Berlangsung pada sekitar (10.000-2.500 tahun yang lalu). Ras manusia pembawa budaya ini dianggap berasal dari pendatang baru, yaitu ras Mongoloid dan Australomelanesoid (Poeponegoro dan Notosusanto). Pada pasca-Pleistocen topografi Indonesia tidak jauh berbeda dengan kondisi saat ini, meskipun letusan gunung, lipatan dan patahan serta pengendapan sungai masih terjadi.
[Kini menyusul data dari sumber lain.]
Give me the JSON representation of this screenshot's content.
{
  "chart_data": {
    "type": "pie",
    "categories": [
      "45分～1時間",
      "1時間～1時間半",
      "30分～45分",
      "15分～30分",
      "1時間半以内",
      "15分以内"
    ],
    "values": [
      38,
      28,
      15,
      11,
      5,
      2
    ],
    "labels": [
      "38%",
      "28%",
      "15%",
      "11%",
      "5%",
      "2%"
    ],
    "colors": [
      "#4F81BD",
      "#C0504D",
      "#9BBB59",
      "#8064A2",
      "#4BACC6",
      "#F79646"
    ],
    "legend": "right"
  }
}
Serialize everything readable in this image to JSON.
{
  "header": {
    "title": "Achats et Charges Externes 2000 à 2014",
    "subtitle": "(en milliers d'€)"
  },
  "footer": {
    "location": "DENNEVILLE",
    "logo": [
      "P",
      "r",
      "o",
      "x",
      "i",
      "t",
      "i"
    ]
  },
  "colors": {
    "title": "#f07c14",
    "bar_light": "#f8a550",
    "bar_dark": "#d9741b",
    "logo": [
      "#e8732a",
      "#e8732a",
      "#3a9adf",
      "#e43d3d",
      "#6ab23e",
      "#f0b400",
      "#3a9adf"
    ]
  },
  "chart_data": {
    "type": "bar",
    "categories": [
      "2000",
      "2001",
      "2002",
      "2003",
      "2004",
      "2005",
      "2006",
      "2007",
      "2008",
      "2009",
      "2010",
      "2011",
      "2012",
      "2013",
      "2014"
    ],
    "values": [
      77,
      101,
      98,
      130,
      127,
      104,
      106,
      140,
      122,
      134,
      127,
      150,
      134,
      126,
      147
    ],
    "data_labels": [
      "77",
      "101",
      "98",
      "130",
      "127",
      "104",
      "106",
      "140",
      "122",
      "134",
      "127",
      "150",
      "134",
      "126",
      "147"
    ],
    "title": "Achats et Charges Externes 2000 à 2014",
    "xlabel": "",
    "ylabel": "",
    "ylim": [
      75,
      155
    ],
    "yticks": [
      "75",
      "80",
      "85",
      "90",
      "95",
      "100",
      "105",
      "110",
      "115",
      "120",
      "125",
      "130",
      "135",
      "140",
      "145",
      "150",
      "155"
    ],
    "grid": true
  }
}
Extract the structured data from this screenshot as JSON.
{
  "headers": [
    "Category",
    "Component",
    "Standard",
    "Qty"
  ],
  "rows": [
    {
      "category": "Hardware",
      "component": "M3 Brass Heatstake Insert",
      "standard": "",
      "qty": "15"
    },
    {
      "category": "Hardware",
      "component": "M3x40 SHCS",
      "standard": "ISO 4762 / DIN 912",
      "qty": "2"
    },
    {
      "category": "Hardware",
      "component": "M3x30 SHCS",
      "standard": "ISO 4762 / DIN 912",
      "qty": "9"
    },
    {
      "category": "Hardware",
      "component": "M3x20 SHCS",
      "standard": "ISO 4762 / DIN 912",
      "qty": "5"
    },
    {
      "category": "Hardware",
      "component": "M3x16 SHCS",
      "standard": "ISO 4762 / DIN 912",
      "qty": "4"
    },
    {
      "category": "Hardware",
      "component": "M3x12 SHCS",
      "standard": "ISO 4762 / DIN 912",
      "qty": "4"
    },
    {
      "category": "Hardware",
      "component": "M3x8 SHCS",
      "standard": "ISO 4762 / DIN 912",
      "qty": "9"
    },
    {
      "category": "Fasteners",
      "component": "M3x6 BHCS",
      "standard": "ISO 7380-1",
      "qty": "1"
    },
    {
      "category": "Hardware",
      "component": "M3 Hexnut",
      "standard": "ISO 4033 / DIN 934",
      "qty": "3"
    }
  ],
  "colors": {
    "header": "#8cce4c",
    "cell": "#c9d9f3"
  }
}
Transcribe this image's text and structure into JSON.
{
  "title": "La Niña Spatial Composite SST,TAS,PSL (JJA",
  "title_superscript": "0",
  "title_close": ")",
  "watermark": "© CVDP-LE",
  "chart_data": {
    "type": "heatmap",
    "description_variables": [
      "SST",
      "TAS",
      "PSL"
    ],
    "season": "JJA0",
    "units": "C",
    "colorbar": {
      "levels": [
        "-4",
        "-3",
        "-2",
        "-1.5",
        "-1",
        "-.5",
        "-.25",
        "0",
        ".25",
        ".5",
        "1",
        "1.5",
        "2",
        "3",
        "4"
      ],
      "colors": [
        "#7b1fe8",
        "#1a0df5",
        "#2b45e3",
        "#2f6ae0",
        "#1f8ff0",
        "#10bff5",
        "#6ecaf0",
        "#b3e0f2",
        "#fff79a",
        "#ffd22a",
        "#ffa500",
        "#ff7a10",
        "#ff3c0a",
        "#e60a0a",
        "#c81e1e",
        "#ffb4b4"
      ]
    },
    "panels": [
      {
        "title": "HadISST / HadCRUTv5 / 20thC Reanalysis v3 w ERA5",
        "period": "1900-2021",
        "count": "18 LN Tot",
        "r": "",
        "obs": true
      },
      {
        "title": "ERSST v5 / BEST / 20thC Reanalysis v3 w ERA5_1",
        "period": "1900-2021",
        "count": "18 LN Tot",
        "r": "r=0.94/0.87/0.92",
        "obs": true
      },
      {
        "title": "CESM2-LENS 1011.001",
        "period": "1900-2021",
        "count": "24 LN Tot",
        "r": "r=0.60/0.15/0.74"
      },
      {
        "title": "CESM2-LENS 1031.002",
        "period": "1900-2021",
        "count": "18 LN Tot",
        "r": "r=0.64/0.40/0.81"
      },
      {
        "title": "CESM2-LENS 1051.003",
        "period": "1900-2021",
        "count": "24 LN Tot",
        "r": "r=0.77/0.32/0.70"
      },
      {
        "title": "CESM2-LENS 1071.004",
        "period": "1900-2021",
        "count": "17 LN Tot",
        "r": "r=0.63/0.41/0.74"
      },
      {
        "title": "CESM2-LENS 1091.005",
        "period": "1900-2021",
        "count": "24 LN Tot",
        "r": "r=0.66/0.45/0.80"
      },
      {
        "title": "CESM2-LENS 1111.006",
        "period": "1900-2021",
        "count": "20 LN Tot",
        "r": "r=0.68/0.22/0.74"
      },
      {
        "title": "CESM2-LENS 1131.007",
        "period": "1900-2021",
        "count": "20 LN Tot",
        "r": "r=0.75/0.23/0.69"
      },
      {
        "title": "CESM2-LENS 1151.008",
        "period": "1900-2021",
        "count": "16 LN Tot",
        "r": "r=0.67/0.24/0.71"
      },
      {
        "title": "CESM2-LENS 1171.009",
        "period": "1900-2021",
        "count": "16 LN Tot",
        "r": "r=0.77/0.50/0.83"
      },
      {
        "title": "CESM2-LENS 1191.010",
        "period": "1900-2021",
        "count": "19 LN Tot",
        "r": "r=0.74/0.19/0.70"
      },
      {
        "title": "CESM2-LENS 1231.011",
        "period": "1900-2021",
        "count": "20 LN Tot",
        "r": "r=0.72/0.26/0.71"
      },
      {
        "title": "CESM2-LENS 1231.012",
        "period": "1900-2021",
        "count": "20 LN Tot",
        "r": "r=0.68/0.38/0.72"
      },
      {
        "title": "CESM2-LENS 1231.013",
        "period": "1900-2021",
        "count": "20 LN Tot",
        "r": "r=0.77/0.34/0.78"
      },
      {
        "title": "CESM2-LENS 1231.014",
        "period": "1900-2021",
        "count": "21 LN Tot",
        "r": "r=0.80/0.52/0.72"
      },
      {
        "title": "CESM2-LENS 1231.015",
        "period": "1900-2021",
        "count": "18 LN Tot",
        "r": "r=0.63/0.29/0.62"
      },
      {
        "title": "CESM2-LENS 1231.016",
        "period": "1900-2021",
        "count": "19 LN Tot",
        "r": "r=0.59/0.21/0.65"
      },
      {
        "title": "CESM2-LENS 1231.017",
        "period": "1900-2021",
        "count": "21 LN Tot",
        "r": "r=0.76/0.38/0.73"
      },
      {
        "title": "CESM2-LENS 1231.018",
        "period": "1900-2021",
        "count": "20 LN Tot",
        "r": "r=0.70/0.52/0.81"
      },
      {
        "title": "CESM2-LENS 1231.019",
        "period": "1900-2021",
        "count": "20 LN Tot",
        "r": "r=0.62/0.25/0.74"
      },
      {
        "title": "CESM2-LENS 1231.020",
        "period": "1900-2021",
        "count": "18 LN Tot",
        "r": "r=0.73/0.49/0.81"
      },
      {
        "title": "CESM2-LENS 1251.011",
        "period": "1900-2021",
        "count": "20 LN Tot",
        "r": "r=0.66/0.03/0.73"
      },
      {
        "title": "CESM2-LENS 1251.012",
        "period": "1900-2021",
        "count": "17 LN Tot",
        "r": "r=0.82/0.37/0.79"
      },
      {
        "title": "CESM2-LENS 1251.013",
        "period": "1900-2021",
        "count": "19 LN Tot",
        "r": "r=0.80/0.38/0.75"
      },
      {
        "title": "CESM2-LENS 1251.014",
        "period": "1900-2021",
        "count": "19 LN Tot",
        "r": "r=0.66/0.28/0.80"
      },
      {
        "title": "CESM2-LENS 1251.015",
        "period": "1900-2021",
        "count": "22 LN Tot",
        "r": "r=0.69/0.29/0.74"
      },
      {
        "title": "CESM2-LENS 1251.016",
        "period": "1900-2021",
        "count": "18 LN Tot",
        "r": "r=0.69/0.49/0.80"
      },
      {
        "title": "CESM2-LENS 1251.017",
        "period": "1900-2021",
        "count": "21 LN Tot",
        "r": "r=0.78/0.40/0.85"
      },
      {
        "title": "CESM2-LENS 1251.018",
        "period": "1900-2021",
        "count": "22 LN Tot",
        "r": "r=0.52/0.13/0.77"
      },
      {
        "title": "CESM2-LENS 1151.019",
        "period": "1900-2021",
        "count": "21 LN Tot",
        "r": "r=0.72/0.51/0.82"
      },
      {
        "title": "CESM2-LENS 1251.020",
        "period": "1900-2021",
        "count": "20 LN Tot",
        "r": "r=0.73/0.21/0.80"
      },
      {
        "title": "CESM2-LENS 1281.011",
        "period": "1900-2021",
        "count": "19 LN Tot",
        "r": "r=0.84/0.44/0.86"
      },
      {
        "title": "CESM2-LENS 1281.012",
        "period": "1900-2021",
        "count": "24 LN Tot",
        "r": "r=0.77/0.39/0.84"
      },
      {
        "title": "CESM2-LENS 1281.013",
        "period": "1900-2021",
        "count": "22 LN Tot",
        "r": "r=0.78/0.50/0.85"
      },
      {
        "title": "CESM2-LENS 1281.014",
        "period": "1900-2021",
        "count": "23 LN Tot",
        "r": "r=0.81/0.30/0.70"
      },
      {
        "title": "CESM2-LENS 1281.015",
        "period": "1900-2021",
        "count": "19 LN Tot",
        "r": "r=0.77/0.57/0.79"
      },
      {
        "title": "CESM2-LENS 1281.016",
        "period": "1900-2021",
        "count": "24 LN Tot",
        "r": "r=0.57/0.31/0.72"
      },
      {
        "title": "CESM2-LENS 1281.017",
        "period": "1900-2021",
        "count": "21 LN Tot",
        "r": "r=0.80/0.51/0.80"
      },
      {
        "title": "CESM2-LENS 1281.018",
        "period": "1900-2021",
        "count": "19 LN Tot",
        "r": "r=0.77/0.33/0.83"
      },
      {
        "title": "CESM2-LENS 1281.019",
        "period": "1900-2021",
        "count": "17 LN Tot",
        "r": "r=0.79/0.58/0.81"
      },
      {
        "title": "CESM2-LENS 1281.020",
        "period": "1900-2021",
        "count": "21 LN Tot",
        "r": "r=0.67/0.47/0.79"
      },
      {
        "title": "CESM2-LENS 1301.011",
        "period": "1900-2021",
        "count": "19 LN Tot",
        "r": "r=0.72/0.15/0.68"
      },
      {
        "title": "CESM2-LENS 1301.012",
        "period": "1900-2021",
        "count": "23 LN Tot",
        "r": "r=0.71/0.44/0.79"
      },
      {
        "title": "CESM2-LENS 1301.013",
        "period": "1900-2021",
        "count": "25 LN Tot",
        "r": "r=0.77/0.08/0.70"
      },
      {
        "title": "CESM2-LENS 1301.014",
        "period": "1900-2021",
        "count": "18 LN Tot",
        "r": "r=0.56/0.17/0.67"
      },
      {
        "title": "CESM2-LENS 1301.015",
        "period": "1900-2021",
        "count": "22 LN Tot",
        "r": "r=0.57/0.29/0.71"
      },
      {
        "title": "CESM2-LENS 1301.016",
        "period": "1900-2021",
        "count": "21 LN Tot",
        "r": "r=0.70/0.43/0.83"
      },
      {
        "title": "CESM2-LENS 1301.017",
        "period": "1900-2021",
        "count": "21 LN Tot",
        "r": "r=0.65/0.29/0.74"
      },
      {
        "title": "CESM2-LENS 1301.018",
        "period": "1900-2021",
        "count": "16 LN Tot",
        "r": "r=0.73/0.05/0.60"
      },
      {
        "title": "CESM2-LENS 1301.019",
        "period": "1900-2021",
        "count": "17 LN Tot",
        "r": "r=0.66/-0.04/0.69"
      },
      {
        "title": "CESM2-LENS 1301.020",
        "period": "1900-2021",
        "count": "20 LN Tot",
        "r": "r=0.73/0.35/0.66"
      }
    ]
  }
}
Alam menjadi lebih panas karena perubahan iklim . Daratan yang terbentuk akibat menurunnya permukaan air laut menjadi tertutup kembali, termasuk Paparan Sunda dan Paparan Sahul. Akibatnya, hubungan antara daratan Nusantara dengan Asia Tenggara dan Australia terputus. Hewan-hewan yang berasal dari spesies dan karakteristik fisik yang sama beradaptasi dengan lingkungan yang baru dan berkembang dengan karakteristik yang unik dan khas.
Â
1. Â Jenis Manusia
Terdapat dua hipotesis tentang eksistensi Australomelanesoid dan Mongoloid berkaitan dengan Homo Wajakensis dan Homo Soloensis. Hipotesis pertama mengatakan bahwa manusia Wajak dan manusia Solo sudah punah atau dalam proses kepunahan ketika ras Australomelanesoid dan Mongoloid baru datang pada periode ini. Hipotesis lain mengatakan bahwa manusia Wajak dan Solo tidak punah, tetapi mengalami kohabitasi dengan ras pendatang baru tersebut, sehingga menghasilkan ras manusia Indonesia seperti pada saat ini.
Ras Australomelanesoid diyakini sebagai keturunan dari Proto-Austroloid yang berpindah dari sekitar Laut Tengah dan menentap di India. Ketika Bangsa Dravida tiba di India, sebagian dari mereka terdesak ke pegunungan. Sebagian lagi menyingkir ke wilayah Timur, seperti Cina, Kamboja, Semenenanjung Malaya dan Indonesia. Ras Australomelanesoid dikenal juga dengan Bangsa Vedda membawa budaya mesolitik. Mereka memiliki hubungan erat dengan nenek moyang bangsa Melanesia di Afrika, Asia Selatan dan Oseania.
Bangsa yang termasuk ke dalam kelompok Australomelanesoid atau Vedda adalah Hien (Kamboja), Miao-Tse, Yao-Jen (Tiongkok) dan Senoi (Semenanjung Malaya). Di Indonesia, yang termasuk dalam ras ini adalah Kubu atau Anak Dalam (Jambi), Lubu atau Orang Ulu (Jambi dan Sumatra Selatan, Talang Mamak (Riau) dan Toala (Sulawesi).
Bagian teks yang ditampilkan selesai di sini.